If connectivity is becoming the basis of a new geopolitics, the China-Pakistan Economic Corridor (CPEC) should be rated the year’s most potent symbol of this 21st century version of the Great Game. A Great Game whose outwards manifestations are multi-lane highways, pipelines and container traffic. The $46 billion CPEC is the flagship project within the even more ambitious Belt-Road programme of Chinese leader Xi Jinping, a transcontinental infrastructure project that would effectively convert the Middle Kingdom into the logistics hub of Eurasia and, potentially, the centre of the global economy.
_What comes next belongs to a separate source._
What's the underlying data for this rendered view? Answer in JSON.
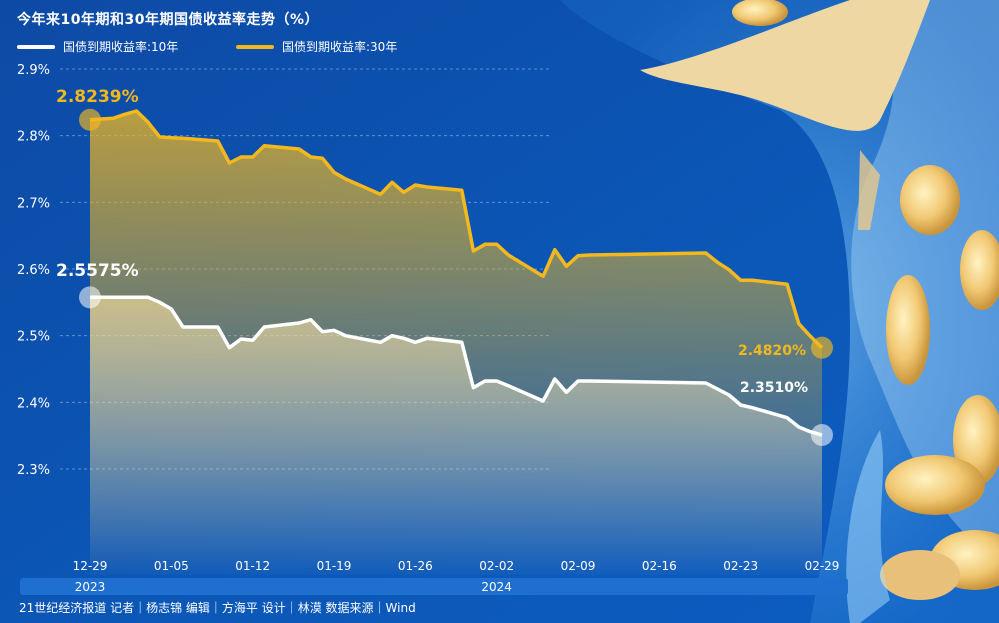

The CPEC functions on a number of different levels. Symbolically it would be potent evidence of what economic benefits a country that allies with Beijing can expect. A rough comparison would be the Marshall Fund, the programme by which the United States rebuilt war-torn Europe, reworked the very economic structure of that continent and showcased its arrival as a superpower. Chinese officials themselves speak of how the CPEC will not be just about trade and transit, it will be about bringing stability to Pakistan. Taming, as it were, a rogue state with poured concrete. And, if successful, Beijing would be able to argue it succeeded where Washington had failed.
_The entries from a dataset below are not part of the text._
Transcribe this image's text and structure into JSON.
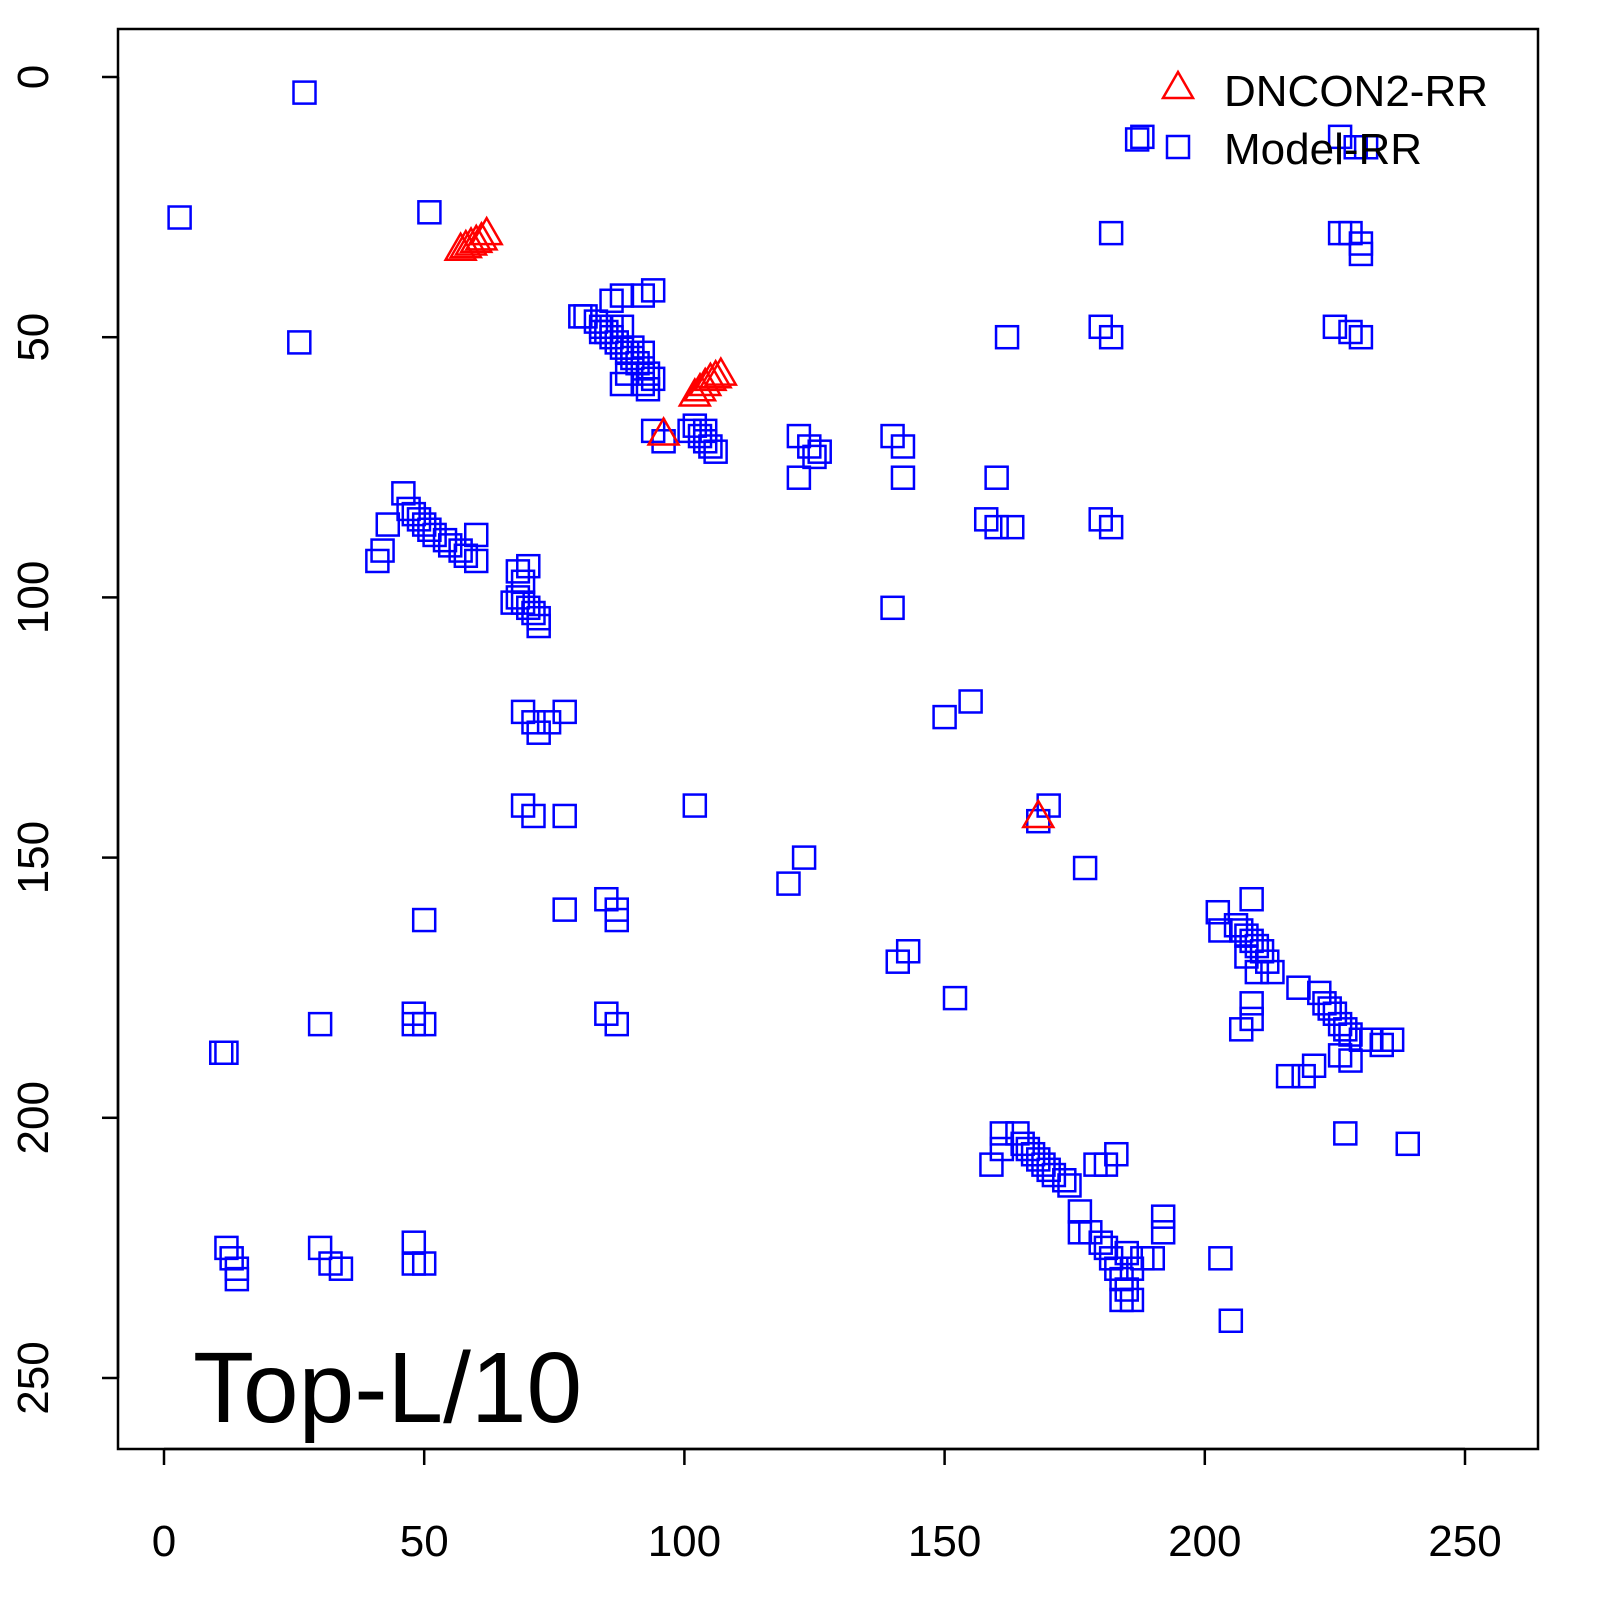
{
  "chart_data": {
    "type": "scatter",
    "title": "",
    "xlabel": "",
    "ylabel": "",
    "xlim": [
      -9,
      264
    ],
    "ylim": [
      -9,
      264
    ],
    "y_inverted": true,
    "xticks": [
      0,
      50,
      100,
      150,
      200,
      250
    ],
    "yticks": [
      0,
      50,
      100,
      150,
      200,
      250
    ],
    "annotation": "Top-L/10",
    "legend_position": "top-right",
    "series": [
      {
        "name": "DNCON2-RR",
        "marker": "triangle",
        "color": "#ff0000",
        "points": [
          [
            57,
            33
          ],
          [
            58,
            32.5
          ],
          [
            59,
            32
          ],
          [
            60,
            31.5
          ],
          [
            61,
            31
          ],
          [
            62,
            30
          ],
          [
            102,
            61
          ],
          [
            103,
            60
          ],
          [
            104,
            59
          ],
          [
            105,
            58
          ],
          [
            106,
            57.5
          ],
          [
            107,
            57
          ],
          [
            96,
            68.5
          ],
          [
            168,
            142
          ]
        ]
      },
      {
        "name": "Model-RR",
        "marker": "square",
        "color": "#0000ff",
        "points": [
          [
            27,
            3
          ],
          [
            3,
            27
          ],
          [
            51,
            26
          ],
          [
            26,
            51
          ],
          [
            80,
            46
          ],
          [
            81,
            46
          ],
          [
            92,
            42
          ],
          [
            94,
            41
          ],
          [
            88,
            42
          ],
          [
            86,
            43
          ],
          [
            83,
            47
          ],
          [
            84,
            48
          ],
          [
            85,
            49
          ],
          [
            86,
            50
          ],
          [
            87,
            51
          ],
          [
            88,
            52
          ],
          [
            89,
            53
          ],
          [
            90,
            54
          ],
          [
            91,
            55
          ],
          [
            92,
            56
          ],
          [
            93,
            57
          ],
          [
            94,
            58
          ],
          [
            92,
            59
          ],
          [
            88,
            59
          ],
          [
            84,
            49
          ],
          [
            86,
            48
          ],
          [
            88,
            48
          ],
          [
            90,
            52
          ],
          [
            92,
            53
          ],
          [
            93,
            60
          ],
          [
            89,
            57
          ],
          [
            94,
            68
          ],
          [
            96,
            70
          ],
          [
            101,
            68
          ],
          [
            102,
            67
          ],
          [
            103,
            69
          ],
          [
            104,
            70
          ],
          [
            105,
            71
          ],
          [
            106,
            72
          ],
          [
            104,
            68
          ],
          [
            122,
            69
          ],
          [
            124,
            71
          ],
          [
            126,
            72
          ],
          [
            122,
            77
          ],
          [
            125,
            73
          ],
          [
            140,
            69
          ],
          [
            142,
            71
          ],
          [
            142,
            77
          ],
          [
            162,
            50
          ],
          [
            182,
            30
          ],
          [
            180,
            48
          ],
          [
            182,
            50
          ],
          [
            188,
            11.5
          ],
          [
            187,
            12
          ],
          [
            226,
            11.5
          ],
          [
            229,
            13.5
          ],
          [
            231,
            13.5
          ],
          [
            226,
            30
          ],
          [
            228,
            30
          ],
          [
            230,
            32
          ],
          [
            230,
            34
          ],
          [
            225,
            48
          ],
          [
            228,
            49
          ],
          [
            230,
            50
          ],
          [
            160,
            77
          ],
          [
            158,
            85
          ],
          [
            160,
            86.5
          ],
          [
            163,
            86.5
          ],
          [
            180,
            85
          ],
          [
            182,
            86.5
          ],
          [
            46,
            80
          ],
          [
            47,
            83
          ],
          [
            48,
            84
          ],
          [
            49,
            85
          ],
          [
            50,
            86
          ],
          [
            51,
            87
          ],
          [
            52,
            88
          ],
          [
            54,
            89
          ],
          [
            55,
            90
          ],
          [
            57,
            91
          ],
          [
            58,
            92
          ],
          [
            60,
            93
          ],
          [
            41,
            93
          ],
          [
            42,
            91
          ],
          [
            43,
            86
          ],
          [
            60,
            88
          ],
          [
            68,
            95
          ],
          [
            69,
            97
          ],
          [
            70,
            94
          ],
          [
            68,
            100
          ],
          [
            69,
            101
          ],
          [
            70,
            102
          ],
          [
            71,
            103
          ],
          [
            72,
            104
          ],
          [
            72,
            105.5
          ],
          [
            67,
            101
          ],
          [
            69,
            122
          ],
          [
            71,
            124
          ],
          [
            72,
            126
          ],
          [
            74,
            124
          ],
          [
            77,
            122
          ],
          [
            69,
            140
          ],
          [
            71,
            142
          ],
          [
            77,
            142
          ],
          [
            102,
            140
          ],
          [
            140,
            102
          ],
          [
            150,
            123
          ],
          [
            155,
            120
          ],
          [
            170,
            140
          ],
          [
            168,
            143
          ],
          [
            177,
            152
          ],
          [
            123,
            150
          ],
          [
            120,
            155
          ],
          [
            77,
            160
          ],
          [
            85,
            158
          ],
          [
            87,
            160
          ],
          [
            87,
            162
          ],
          [
            50,
            162
          ],
          [
            143,
            168
          ],
          [
            141,
            170
          ],
          [
            152,
            177
          ],
          [
            85,
            180
          ],
          [
            87,
            182
          ],
          [
            30,
            182
          ],
          [
            48,
            180
          ],
          [
            50,
            182
          ],
          [
            48,
            182
          ],
          [
            12,
            187.5
          ],
          [
            11,
            187.5
          ],
          [
            202.5,
            160.5
          ],
          [
            203,
            164
          ],
          [
            209,
            158
          ],
          [
            206,
            163
          ],
          [
            207,
            164
          ],
          [
            208,
            165
          ],
          [
            209,
            166
          ],
          [
            210,
            167
          ],
          [
            211,
            168
          ],
          [
            212,
            170
          ],
          [
            213,
            172
          ],
          [
            210,
            172
          ],
          [
            208,
            169
          ],
          [
            209,
            178
          ],
          [
            209,
            181
          ],
          [
            207,
            183
          ],
          [
            218,
            175
          ],
          [
            222,
            176
          ],
          [
            223,
            178
          ],
          [
            224,
            179
          ],
          [
            225,
            180
          ],
          [
            226,
            182
          ],
          [
            227,
            183
          ],
          [
            228,
            184
          ],
          [
            230,
            185
          ],
          [
            232,
            185
          ],
          [
            234,
            186
          ],
          [
            236,
            185
          ],
          [
            226,
            188
          ],
          [
            228,
            189
          ],
          [
            216,
            192
          ],
          [
            219,
            192
          ],
          [
            221,
            190
          ],
          [
            227,
            203
          ],
          [
            239,
            205
          ],
          [
            203,
            227
          ],
          [
            205,
            239
          ],
          [
            159,
            209
          ],
          [
            161,
            203
          ],
          [
            161,
            206
          ],
          [
            164,
            203
          ],
          [
            165,
            205
          ],
          [
            166,
            206
          ],
          [
            167,
            207
          ],
          [
            168,
            208
          ],
          [
            169,
            209
          ],
          [
            170,
            210
          ],
          [
            171,
            211
          ],
          [
            173,
            212
          ],
          [
            174,
            213
          ],
          [
            176,
            218
          ],
          [
            176,
            222
          ],
          [
            178,
            222
          ],
          [
            180,
            224
          ],
          [
            181,
            225
          ],
          [
            182,
            227
          ],
          [
            183,
            229
          ],
          [
            184,
            231
          ],
          [
            185,
            233
          ],
          [
            186,
            235
          ],
          [
            184,
            235
          ],
          [
            186,
            229
          ],
          [
            188,
            227
          ],
          [
            190,
            227
          ],
          [
            192,
            222
          ],
          [
            192,
            219
          ],
          [
            185,
            226
          ],
          [
            179,
            209
          ],
          [
            181,
            209
          ],
          [
            183,
            207
          ],
          [
            12,
            225
          ],
          [
            13,
            227
          ],
          [
            14,
            229
          ],
          [
            14,
            231
          ],
          [
            30,
            225
          ],
          [
            32,
            228
          ],
          [
            34,
            229
          ],
          [
            48,
            224
          ],
          [
            50,
            228
          ],
          [
            48,
            228
          ]
        ]
      }
    ]
  }
}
On another level, CPEC would also be a sign of the ability of the Chinese government to act strategically on a grand scale. This is not something that comes naturally to Beijing. Even the all-powerful Communist Party is known to be nervous about domestic reaction to its foreign ventures. One reason China’s foreign aid has been grants rather than loans has been the negative social media reaction it gets at home to the gifting of money to foreigners. The Belt-Road has also received criticism. Completing the CPEC would be evidence its public will support an expensive project of questionable economic benefits but great strategic consequence. Beijing’s recent imposition of capital controls is therefore not a good sign. It signals economic indigestion at the amount of capital flowing out of China.
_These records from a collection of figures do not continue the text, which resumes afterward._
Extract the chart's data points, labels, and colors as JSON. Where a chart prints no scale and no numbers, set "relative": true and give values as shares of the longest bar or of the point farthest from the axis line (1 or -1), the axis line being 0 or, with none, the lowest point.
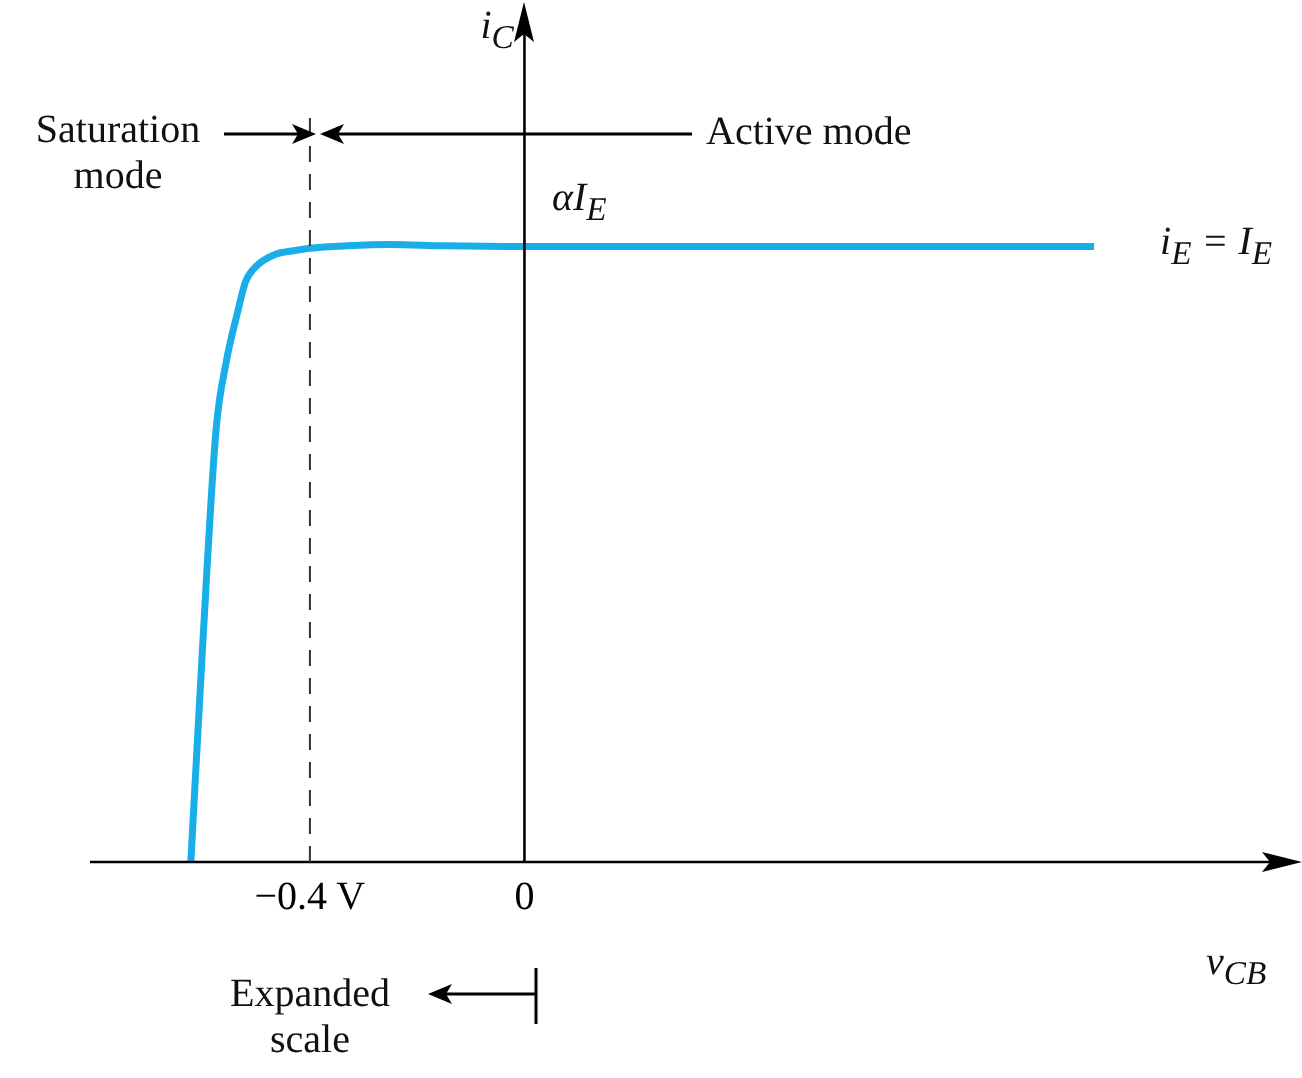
{
  "chart_data": {
    "type": "line",
    "relative": true,
    "xlabel": "v$_{CB}$",
    "ylabel": "i$_{C}$",
    "annotations": [
      "Saturation mode",
      "Active mode",
      "αI$_{E}$",
      "i$_{E}$ = I$_{E}$",
      "Expanded scale"
    ],
    "xlim": [
      -0.81,
      1.39
    ],
    "xticks": [
      {
        "value": -0.4,
        "label": "−0.4 V"
      },
      0
    ],
    "tick_labels": "x",
    "grid": false,
    "legend": false,
    "marker": "none",
    "line_style": "solid",
    "ref_lines": [
      {
        "axis": "x",
        "value": -0.4,
        "color": "#333333",
        "line_style": "dashed"
      }
    ],
    "series": [
      {
        "color": "#1aaee8",
        "x": [
          -0.622,
          -0.6,
          -0.575,
          -0.556,
          -0.535,
          -0.52,
          -0.5,
          -0.465,
          -0.43,
          -0.4,
          -0.33,
          -0.25,
          -0.15,
          0,
          0.5,
          1.062
        ],
        "values": [
          0,
          0.35,
          0.7,
          0.81,
          0.89,
          0.94,
          0.965,
          0.984,
          0.99,
          0.994,
          0.998,
          1,
          0.998,
          0.997,
          0.997,
          0.997
        ]
      }
    ]
  }
}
The CPEC, finally, will be a test of China’s ability to work holistically in a foreign land. The China and Pakistan relationship has so far been military-to-military. Building CPEC will mean working with almost every stakeholder in Pakistani society, not traditionally a strong point of Chinese foreign policy. The recent report by the Federation of Pakistani Chambers of Commerce complaining that the flood of Chinese capital and firms in the country was marginalising local business is a case in point. And Beijing is rightly nervous about the vulnerability of its workers to Balochi insurgents and Taliban militants. That the CPEC has also become a major thorn in Sino-Indian relations is almost beside the point. In the coming years the corridor will be a test not of Chinese engineering, but of that country’s ability to use its influence on a whole host of fronts – and how ready it is to be rules-making superpower.